A lusa gente não põe o pé na livraria nem à lei da bala. Mesmo se, como é sabido, estas multipliquem as ofertas, ofereçam 10% sobre o preço de capa, proponham títulos que as grandes superfícies nunca têm nem querem ter (poesia ou teatro, por exemplo).
Nunca vi ninguém manifestar-se a favor de um pagamento camarário às livrarias. Que pagam todas as taxas, todos os IMIs, toda as alcavalas e impostos para não falar dos restantes custos fixos que são, como calculam, imensamente superiores aos custos das barraquinhas da feira.
Durante a “feira”, as livrarias, se já tinham poucos clientes então ficam nas vascas da doença do sono, do dengue, da catalepsia.
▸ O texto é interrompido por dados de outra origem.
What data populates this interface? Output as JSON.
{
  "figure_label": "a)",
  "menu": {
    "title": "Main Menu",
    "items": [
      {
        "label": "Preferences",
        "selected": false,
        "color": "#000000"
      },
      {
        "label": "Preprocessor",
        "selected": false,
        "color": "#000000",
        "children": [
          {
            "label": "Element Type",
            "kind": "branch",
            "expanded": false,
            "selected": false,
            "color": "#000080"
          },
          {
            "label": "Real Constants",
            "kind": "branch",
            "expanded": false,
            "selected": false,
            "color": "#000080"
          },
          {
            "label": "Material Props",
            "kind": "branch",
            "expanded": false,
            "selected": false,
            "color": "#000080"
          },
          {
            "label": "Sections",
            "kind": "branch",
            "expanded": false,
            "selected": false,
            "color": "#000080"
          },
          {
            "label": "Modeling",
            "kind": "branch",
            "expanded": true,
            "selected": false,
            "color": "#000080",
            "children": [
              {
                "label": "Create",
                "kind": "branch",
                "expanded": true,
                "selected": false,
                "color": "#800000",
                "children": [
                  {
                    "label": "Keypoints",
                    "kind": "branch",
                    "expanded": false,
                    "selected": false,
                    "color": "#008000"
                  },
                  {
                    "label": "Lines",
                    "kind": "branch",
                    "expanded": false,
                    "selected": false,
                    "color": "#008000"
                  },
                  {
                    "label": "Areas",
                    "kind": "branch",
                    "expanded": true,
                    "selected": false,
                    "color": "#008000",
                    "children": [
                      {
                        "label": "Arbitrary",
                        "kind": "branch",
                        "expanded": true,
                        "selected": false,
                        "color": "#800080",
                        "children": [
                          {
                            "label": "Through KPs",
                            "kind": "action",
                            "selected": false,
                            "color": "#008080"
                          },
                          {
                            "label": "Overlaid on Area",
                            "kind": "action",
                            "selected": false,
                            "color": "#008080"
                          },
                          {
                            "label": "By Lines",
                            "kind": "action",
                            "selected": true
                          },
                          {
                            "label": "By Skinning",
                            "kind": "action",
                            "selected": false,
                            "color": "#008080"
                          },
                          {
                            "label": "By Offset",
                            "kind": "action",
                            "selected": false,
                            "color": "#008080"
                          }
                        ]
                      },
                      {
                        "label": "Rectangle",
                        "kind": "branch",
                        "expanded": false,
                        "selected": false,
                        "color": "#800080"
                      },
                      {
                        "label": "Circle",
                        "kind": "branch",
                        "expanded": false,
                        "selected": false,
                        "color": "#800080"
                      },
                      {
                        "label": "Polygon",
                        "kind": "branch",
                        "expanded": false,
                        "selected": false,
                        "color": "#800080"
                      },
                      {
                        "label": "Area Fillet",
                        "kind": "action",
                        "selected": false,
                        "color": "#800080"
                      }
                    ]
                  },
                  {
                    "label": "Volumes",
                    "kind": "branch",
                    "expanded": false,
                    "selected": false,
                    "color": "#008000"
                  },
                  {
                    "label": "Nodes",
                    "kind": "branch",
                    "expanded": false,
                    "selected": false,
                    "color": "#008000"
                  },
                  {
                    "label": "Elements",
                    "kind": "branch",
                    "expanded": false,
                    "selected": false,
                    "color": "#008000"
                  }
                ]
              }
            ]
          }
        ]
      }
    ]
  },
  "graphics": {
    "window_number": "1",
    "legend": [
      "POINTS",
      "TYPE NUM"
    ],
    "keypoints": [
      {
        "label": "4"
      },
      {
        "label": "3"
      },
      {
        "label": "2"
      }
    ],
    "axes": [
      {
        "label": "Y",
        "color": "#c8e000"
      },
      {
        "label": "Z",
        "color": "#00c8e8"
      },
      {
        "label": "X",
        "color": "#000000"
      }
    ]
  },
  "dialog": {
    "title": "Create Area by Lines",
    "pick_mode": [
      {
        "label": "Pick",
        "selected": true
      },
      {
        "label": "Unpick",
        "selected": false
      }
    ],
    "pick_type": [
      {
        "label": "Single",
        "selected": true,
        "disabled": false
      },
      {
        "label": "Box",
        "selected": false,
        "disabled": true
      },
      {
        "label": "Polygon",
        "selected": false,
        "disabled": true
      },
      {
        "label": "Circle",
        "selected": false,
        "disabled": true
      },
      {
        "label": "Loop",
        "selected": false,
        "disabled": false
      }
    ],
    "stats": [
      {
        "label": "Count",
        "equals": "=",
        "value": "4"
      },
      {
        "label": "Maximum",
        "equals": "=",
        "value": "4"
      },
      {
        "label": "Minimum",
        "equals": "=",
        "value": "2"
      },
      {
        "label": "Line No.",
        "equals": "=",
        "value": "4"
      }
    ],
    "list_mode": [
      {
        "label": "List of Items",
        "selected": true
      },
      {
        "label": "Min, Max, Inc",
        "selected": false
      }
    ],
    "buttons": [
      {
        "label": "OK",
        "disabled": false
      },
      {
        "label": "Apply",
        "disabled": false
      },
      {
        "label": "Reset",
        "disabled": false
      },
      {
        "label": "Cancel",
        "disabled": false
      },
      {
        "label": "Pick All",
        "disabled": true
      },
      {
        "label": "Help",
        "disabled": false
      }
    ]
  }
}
Mas isso ninguém vê. Ninguém quer ver.
O grupo de esparvoadas criaturas que, agora, possuído de furor uterino pela “cultura”, vocifera por uma feira paga pelos dinheiros públicos a produtores privados (os editores) deveria meter os pés a caminho e, uma vez por semana, entrar numa livraria e, vá lá, comprar o mais baratinho.
E ler. Ler qualquer coisinha.
Enquanto leem, não dizem, nem fazem, disparates.